Whitmore Carly, Mangialardi Natalie, Saiva Anika, Cafazzo Joseph A, McQuire Tracy, Mytkolli Linxi, St John Alex, Senior Peter, Sherifali Diana, Strudwick Gillian, Selby Peter
School of Nursing, McMaster University, Hamilton, ON, Canada.
Centre for Addiction and Mental Health, Toronto, ON, Canada.
Digit Health. 2025 Jul 29;11:20552076251365134. doi: 10.1177/20552076251365134. eCollection 2025 Jan-Dec.
Type 1 diabetes (T1D) is a complex, chronic condition that requires active and intensive daily self-management, often necessitating specialized and integrated care. Individuals with T1D are at a heightened risk of experiencing diabetes distress (DD) and other mental health challenges, which, when unaddressed, can impair diabetes self-management and diminish quality of life. These challenges are particularly pronounced for young adults with T1D, who must navigate the typical developmental transitions of early adulthood while managing changes in their diabetes care, self-management, and support systems. However, physical and mental healthcare remain fragmented. While previous studies have explored interventions to address DD, many have faced limitations in scalability. This study aims to evaluate the feasibility and acceptability of the co-designed technology-enabled collaborative care model (TECC-T1D3) tailored to young adults with T1D and DD.

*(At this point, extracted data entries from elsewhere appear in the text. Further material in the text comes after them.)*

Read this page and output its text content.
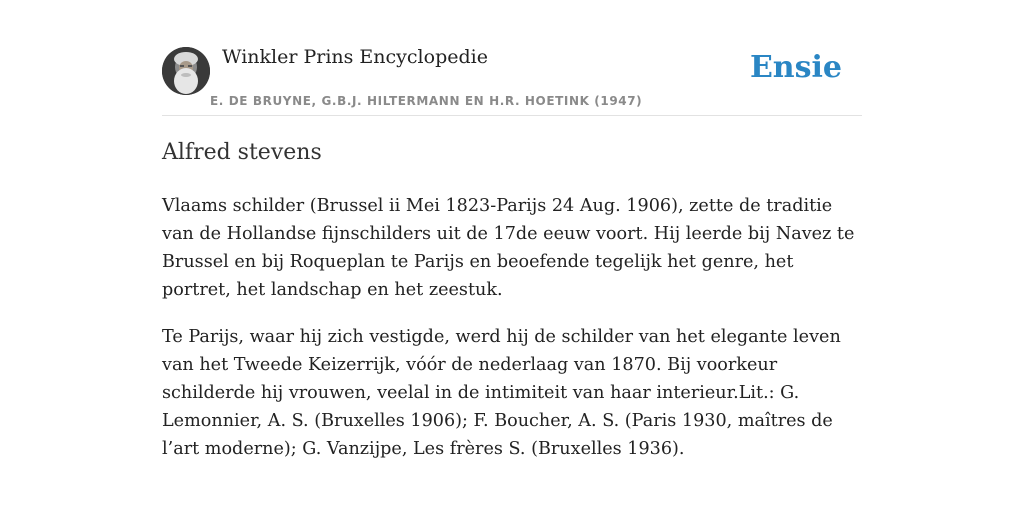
Winkler Prins Encyclopedie
E. DE BRUYNE, G.B.J. HILTERMANN EN H.R. HOETINK (1947)
Ensie
Alfred stevens

Vlaams schilder (Brussel ii Mei 1823-Parijs 24 Aug. 1906), zette de traditie van de Hollandse fijnschilders uit de 17de eeuw voort. Hij leerde bij Navez te Brussel en bij Roqueplan te Parijs en beoefende tegelijk het genre, het portret, het landschap en het zeestuk.

Te Parijs, waar hij zich vestigde, werd hij de schilder van het elegante leven van het Tweede Keizerrijk, vóór de nederlaag van 1870. Bij voorkeur schilderde hij vrouwen, veelal in de intimiteit van haar interieur.Lit.: G. Lemonnier, A. S. (Bruxelles 1906); F. Boucher, A. S. (Paris 1930, maîtres de l’art moderne); G. Vanzijpe, Les frères S. (Bruxelles 1936).
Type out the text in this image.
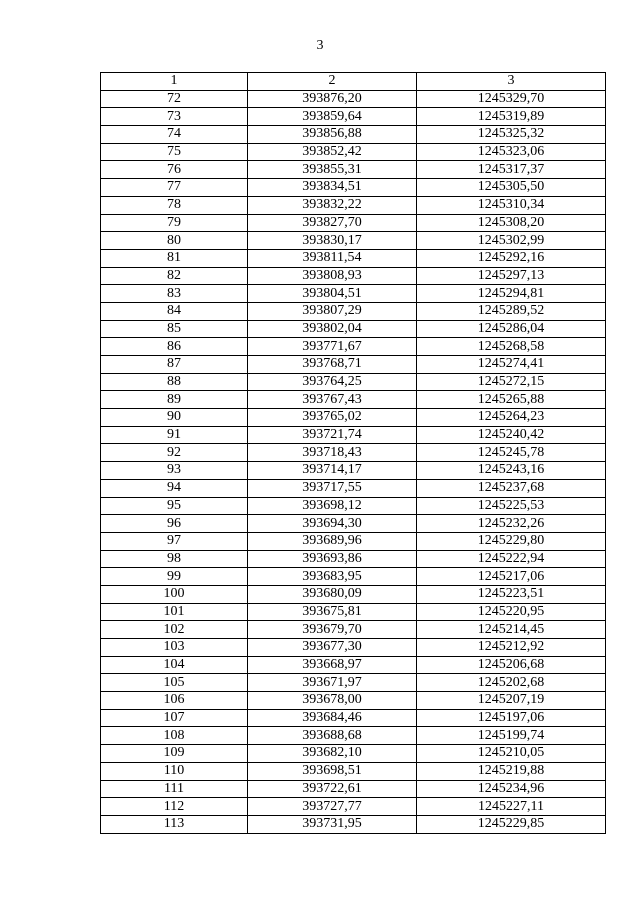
3
1	2	3
72	393876,20	1245329,70
73	393859,64	1245319,89
74	393856,88	1245325,32
75	393852,42	1245323,06
76	393855,31	1245317,37
77	393834,51	1245305,50
78	393832,22	1245310,34
79	393827,70	1245308,20
80	393830,17	1245302,99
81	393811,54	1245292,16
82	393808,93	1245297,13
83	393804,51	1245294,81
84	393807,29	1245289,52
85	393802,04	1245286,04
86	393771,67	1245268,58
87	393768,71	1245274,41
88	393764,25	1245272,15
89	393767,43	1245265,88
90	393765,02	1245264,23
91	393721,74	1245240,42
92	393718,43	1245245,78
93	393714,17	1245243,16
94	393717,55	1245237,68
95	393698,12	1245225,53
96	393694,30	1245232,26
97	393689,96	1245229,80
98	393693,86	1245222,94
99	393683,95	1245217,06
100	393680,09	1245223,51
101	393675,81	1245220,95
102	393679,70	1245214,45
103	393677,30	1245212,92
104	393668,97	1245206,68
105	393671,97	1245202,68
106	393678,00	1245207,19
107	393684,46	1245197,06
108	393688,68	1245199,74
109	393682,10	1245210,05
110	393698,51	1245219,88
111	393722,61	1245234,96
112	393727,77	1245227,11
113	393731,95	1245229,85
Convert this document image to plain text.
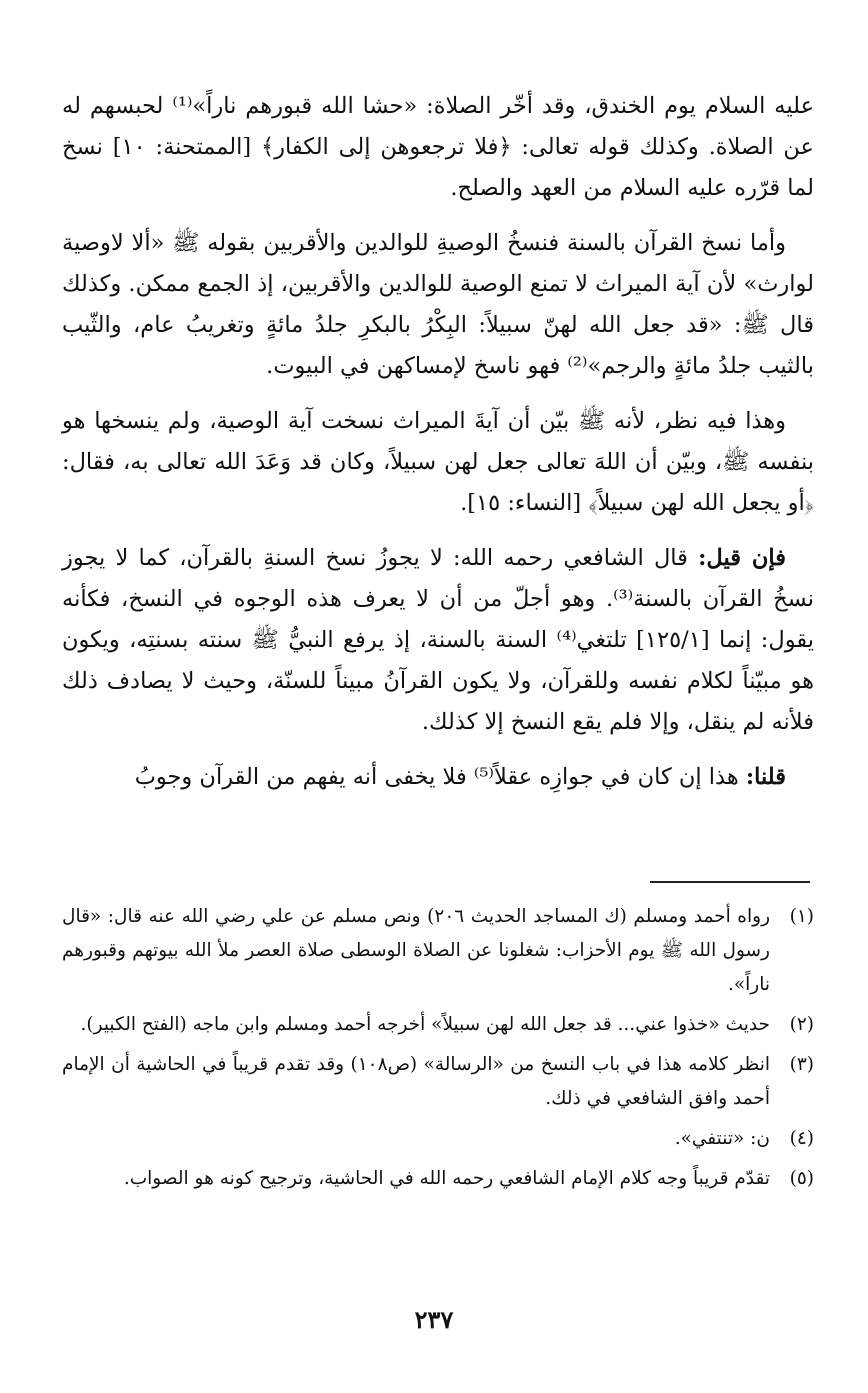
عليه السلام يوم الخندق، وقد أخّر الصلاة: «حشا الله قبورهم ناراً»⁽¹⁾ لحبسهم له عن الصلاة. وكذلك قوله تعالى: ﴿فلا ترجعوهن إلى الكفار﴾ [الممتحنة: ١٠] نسخ لما قرّره عليه السلام من العهد والصلح.

وأما نسخ القرآن بالسنة فنسخُ الوصيةِ للوالدين والأقربين بقوله ﷺ «ألا لاوصية لوارث» لأن آية الميراث لا تمنع الوصية للوالدين والأقربين، إذ الجمع ممكن. وكذلك قال ﷺ: «قد جعل الله لهنّ سبيلاً: البِكْرُ بالبكرِ جلدُ مائةٍ وتغريبُ عام، والثّيب بالثيب جلدُ مائةٍ والرجم»⁽²⁾ فهو ناسخ لإمساكهن في البيوت.

وهذا فيه نظر، لأنه ﷺ بيّن أن آيةَ الميراث نسخت آية الوصية، ولم ينسخها هو بنفسه ﷺ، وبيّن أن اللهَ تعالى جعل لهن سبيلاً، وكان قد وَعَدَ الله تعالى به، فقال: ﴿أو يجعل الله لهن سبيلاً﴾ [النساء: ١٥].

فإن قيل: قال الشافعي رحمه الله: لا يجوزُ نسخ السنةِ بالقرآن، كما لا يجوز نسخُ القرآن بالسنة⁽³⁾. وهو أجلّ من أن لا يعرف هذه الوجوه في النسخ، فكأنه يقول: إنما [١٢٥/١] تلتغي⁽⁴⁾ السنة بالسنة، إذ يرفع النبيُّ ﷺ سنته بسنتِه، ويكون هو مبيّناً لكلام نفسه وللقرآن، ولا يكون القرآنُ مبيناً للسنّة، وحيث لا يصادف ذلك فلأنه لم ينقل، وإلا فلم يقع النسخ إلا كذلك.

قلنا: هذا إن كان في جوازِه عقلاً⁽⁵⁾ فلا يخفى أنه يفهم من القرآن وجوبُ

(١)
رواه أحمد ومسلم (ك المساجد الحديث ٢٠٦) ونص مسلم عن علي رضي الله عنه قال: «قال رسول الله ﷺ يوم الأحزاب: شغلونا عن الصلاة الوسطى صلاة العصر ملأ الله بيوتهم وقبورهم ناراً».
(٢)
حديث «خذوا عني... قد جعل الله لهن سبيلاً» أخرجه أحمد ومسلم وابن ماجه (الفتح الكبير).
(٣)
انظر كلامه هذا في باب النسخ من «الرسالة» (ص١٠٨) وقد تقدم قريباً في الحاشية أن الإمام أحمد وافق الشافعي في ذلك.
(٤)
ن: «تنتفي».
(٥)
تقدّم قريباً وجه كلام الإمام الشافعي رحمه الله في الحاشية، وترجيح كونه هو الصواب.
٢٣٧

A randomized controlled trial in young adults aged 18-29 years living with T1D in Ontario, Canada (n = 60), to assess the feasibility and acceptability of the co-designed TECC-T1D3 intervention. Secondary objectives include evaluating the preliminary effectiveness of the program in reducing DD, enhancing self-efficacy, improving quality of life, and exploring the impact of the intervention on connectedness to care and community.
This paper presents the trial protocol of the TECC-T1D3 study. Recruitment began in December 2024, and the trial was registered on clinicaltrials.gov (NCT06804694).
The TECC-T1D3 study will determine whether a TECC model is feasible and acceptable for young adults with T1D and DD.
1型糖尿病(T1D)是一种复杂的慢性疾病,需要积极且密集的日常自我管理,通常需要专业的综合护理。患有T1D的个体经历糖尿病困扰(DD)和其他心理健康挑战的风险更高,若不加以解决,这些问题会损害糖尿病自我管理并降低生活质量。对于患有T1D的年轻人来说,这些挑战尤为突出,他们在应对糖尿病护理、自我管理和支持系统变化的同时,还必须经历成年早期典型的发展转变。然而,身心医疗保健仍然分散。虽然先前的研究探索了应对DD的干预措施,但许多措施在可扩展性方面存在局限性。本研究旨在评估为患有T1D和DD的年轻人量身定制的共同设计的技术支持协作护理模式(TECC-T1D3)的可行性和可接受性。
在加拿大安大略省对60名年龄在18至29岁、患有T1D的年轻人进行一项随机对照试验,以评估共同设计的TECC-T1D3干预措施的可行性和可接受性。次要目标包括评估该项目在减少DD、增强自我效能、改善生活质量方面的初步效果,以及探索该干预措施对与护理和社区联系的影响。
本文介绍了TECC-T1D3研究的试验方案。招募工作于2024年12月开始,该试验已在clinicaltrials.gov(NCT06804694)上注册。
TECC-T1D3研究将确定TECC模式对患有T1D和DD的年轻人是否可行且可接受。